TOKYO (AP) - Japan on Tuesday asked the International Atomic Energy Agency for support carrying out the future release of massive amounts of treated but still-radioactive water from the wrecked Fukushima nuclear power plant, most likely into the sea.
Japan wants international atomic experts to help evaluate the methods, handling and facilities ahead of the release, and to provide quality control and environmental monitoring once it begins. Japan‘s Economy, Trade and Industry Minister Hiroshi Kajiyama held an online talk with IAEA Director General Rafael Grossi.
Grossi said the IAEA will give full backing to Kajiyama’s request for a safety review of the release of radioactive water into the sea, once Japan makes a final decision. The two sides also agreed to cooperate in the plant’s decommissioning.
The release is expected to start in about two years, part of the plant’s already difficult decommissioning process, which will likely take decades. A government panel’s recommendation that the radioactive water be gradually released into the sea has faced fierce opposition from local residents, and a decision is still pending.
Kajiyama told Grossi that his government is now in the final stage before announcing what to do with the water. Japanese officials have said the country will ensure the highest levels of safety and transparency, in order to gain understanding from the international community about the planned water release.
In 2011, a powerful magnitude 9.0 earthquake and tsunami damaged the Fukushima plant’s cooling systems, causing three reactor cores to melt and nuclear fuel to fall to the bottom of their primary containment vessels.

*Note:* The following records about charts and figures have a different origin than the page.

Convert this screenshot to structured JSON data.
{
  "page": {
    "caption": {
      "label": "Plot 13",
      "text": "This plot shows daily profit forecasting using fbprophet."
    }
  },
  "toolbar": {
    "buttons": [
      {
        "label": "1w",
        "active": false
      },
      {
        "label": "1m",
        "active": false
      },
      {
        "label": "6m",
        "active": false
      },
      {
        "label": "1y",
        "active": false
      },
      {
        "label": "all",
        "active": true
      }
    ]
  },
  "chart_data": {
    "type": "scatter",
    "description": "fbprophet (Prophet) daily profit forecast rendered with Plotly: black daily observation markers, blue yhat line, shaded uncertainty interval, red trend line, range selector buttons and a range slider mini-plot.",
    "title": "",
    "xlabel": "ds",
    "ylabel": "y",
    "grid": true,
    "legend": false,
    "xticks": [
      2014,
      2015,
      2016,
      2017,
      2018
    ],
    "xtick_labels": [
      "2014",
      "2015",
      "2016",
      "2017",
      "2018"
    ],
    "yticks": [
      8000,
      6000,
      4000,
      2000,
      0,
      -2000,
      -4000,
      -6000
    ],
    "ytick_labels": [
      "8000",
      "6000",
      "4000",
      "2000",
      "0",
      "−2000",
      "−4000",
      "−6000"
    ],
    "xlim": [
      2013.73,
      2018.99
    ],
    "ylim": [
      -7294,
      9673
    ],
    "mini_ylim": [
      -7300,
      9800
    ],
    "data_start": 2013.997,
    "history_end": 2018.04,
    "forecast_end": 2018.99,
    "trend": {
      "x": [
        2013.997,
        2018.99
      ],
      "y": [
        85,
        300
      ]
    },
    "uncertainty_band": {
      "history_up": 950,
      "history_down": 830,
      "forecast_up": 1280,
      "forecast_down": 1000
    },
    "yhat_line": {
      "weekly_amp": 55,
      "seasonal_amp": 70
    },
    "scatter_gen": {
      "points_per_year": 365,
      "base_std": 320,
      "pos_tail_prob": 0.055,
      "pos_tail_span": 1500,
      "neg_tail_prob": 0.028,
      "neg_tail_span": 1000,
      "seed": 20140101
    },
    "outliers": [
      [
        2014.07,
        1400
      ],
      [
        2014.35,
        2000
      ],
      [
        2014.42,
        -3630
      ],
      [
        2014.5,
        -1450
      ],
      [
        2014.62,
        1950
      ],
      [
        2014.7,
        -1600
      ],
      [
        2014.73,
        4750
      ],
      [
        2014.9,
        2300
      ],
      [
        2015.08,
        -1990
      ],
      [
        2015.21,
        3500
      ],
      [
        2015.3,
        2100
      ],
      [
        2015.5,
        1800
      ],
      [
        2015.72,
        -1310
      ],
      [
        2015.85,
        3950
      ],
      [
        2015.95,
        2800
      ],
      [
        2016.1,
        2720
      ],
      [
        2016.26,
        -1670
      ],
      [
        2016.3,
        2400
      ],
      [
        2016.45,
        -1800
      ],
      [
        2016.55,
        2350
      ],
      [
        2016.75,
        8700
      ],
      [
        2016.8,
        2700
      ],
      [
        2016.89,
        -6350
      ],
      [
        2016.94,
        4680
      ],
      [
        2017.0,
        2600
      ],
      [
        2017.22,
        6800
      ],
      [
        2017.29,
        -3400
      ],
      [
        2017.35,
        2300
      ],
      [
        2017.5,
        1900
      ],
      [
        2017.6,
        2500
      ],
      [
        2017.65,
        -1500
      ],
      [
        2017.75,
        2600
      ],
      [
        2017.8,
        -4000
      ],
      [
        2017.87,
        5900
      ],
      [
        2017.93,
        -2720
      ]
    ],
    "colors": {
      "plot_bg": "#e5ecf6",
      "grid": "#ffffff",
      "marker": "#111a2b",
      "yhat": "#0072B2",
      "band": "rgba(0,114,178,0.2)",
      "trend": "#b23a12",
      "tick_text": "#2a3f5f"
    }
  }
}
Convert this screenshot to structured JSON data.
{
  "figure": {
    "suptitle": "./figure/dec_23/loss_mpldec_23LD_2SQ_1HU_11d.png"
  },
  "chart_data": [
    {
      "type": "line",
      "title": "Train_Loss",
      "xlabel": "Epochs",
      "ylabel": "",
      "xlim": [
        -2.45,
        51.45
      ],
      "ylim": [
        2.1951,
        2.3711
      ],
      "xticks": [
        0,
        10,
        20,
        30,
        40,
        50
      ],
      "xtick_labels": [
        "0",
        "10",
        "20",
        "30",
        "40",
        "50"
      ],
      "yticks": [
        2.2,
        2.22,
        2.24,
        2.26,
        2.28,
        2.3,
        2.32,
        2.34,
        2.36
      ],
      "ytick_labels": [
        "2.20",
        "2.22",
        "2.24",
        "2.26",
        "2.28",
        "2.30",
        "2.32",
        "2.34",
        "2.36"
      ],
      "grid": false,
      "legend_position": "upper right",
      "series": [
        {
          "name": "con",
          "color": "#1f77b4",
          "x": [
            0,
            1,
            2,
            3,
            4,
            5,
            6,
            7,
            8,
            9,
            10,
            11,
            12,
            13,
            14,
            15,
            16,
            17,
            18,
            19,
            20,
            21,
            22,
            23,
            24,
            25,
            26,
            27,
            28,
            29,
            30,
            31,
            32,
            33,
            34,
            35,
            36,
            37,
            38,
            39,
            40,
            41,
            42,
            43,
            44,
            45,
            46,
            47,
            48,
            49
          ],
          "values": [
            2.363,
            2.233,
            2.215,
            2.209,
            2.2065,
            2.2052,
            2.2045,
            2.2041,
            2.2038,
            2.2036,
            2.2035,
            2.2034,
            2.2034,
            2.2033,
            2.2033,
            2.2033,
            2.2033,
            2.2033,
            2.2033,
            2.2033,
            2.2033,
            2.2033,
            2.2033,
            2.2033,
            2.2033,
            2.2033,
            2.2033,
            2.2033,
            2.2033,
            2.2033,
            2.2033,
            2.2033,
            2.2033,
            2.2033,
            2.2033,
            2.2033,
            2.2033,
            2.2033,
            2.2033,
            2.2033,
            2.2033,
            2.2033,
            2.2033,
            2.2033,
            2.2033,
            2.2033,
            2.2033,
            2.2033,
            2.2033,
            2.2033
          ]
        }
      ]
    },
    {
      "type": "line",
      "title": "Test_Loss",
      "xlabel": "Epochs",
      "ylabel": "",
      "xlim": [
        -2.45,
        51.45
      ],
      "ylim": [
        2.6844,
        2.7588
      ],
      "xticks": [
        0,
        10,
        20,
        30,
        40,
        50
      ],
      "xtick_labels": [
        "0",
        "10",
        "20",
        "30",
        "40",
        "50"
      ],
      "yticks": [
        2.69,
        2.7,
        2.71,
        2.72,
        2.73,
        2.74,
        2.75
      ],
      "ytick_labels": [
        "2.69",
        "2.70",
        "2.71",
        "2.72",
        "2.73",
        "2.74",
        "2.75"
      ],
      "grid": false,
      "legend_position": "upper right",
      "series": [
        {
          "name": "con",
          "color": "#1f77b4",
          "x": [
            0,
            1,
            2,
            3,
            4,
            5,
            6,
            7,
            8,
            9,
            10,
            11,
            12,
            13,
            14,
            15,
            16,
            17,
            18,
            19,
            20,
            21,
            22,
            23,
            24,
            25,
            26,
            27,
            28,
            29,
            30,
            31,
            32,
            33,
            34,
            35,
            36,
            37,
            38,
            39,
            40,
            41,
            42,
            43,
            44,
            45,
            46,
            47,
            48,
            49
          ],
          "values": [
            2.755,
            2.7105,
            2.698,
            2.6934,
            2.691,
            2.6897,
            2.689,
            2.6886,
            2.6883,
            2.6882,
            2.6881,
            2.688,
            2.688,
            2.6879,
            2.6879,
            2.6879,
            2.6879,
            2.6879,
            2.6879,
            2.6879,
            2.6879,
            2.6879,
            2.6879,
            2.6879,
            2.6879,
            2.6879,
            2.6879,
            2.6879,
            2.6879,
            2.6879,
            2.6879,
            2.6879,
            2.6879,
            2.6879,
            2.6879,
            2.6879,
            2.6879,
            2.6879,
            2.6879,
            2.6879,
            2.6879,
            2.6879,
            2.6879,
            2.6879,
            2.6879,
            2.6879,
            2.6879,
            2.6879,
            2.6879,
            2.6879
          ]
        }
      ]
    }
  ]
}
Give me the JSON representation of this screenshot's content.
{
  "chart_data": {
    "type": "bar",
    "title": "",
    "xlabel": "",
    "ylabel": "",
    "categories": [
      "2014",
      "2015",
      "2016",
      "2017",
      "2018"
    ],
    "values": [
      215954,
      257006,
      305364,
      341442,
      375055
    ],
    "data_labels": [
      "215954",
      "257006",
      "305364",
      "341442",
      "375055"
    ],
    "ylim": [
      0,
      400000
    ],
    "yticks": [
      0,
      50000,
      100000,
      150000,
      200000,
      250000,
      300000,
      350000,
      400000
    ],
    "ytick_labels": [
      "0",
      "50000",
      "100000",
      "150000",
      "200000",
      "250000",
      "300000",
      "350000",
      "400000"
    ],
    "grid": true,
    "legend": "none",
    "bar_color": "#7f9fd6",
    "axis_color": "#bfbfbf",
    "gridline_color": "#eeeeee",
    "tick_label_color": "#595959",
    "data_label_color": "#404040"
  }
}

In the decade since, cooling water has been escaping constantly from the damaged primary containment vessels into the basements of the reactor buildings. To make up for the loss, additional cooling water has been pumped into the reactors to cool the melted fuel remaining inside them. Water is also pumped out and treated, part of which is recycled as cooling water, and the remainder stored in around 1,000 tanks.
Both Tokyo Electric Power Co., which operates the plant, and the government are currently stuck with some 1.24 million tons of radioactive water, while also facing the public’s concerns about radiation and distrust regarding TEPCO’s safety culture.
The operator says the tanks’ 1.37-million-ton storage capacity will be full in 2022, and that tanks will need to be removed to make room to build decommissioning facilities.
As officials struggle to finalize the water removal plan, they say cooperation with outside experts is crucial, and Japan hopes IAEA involvement in safety reviews and monitoring will help increase transparency and public trust.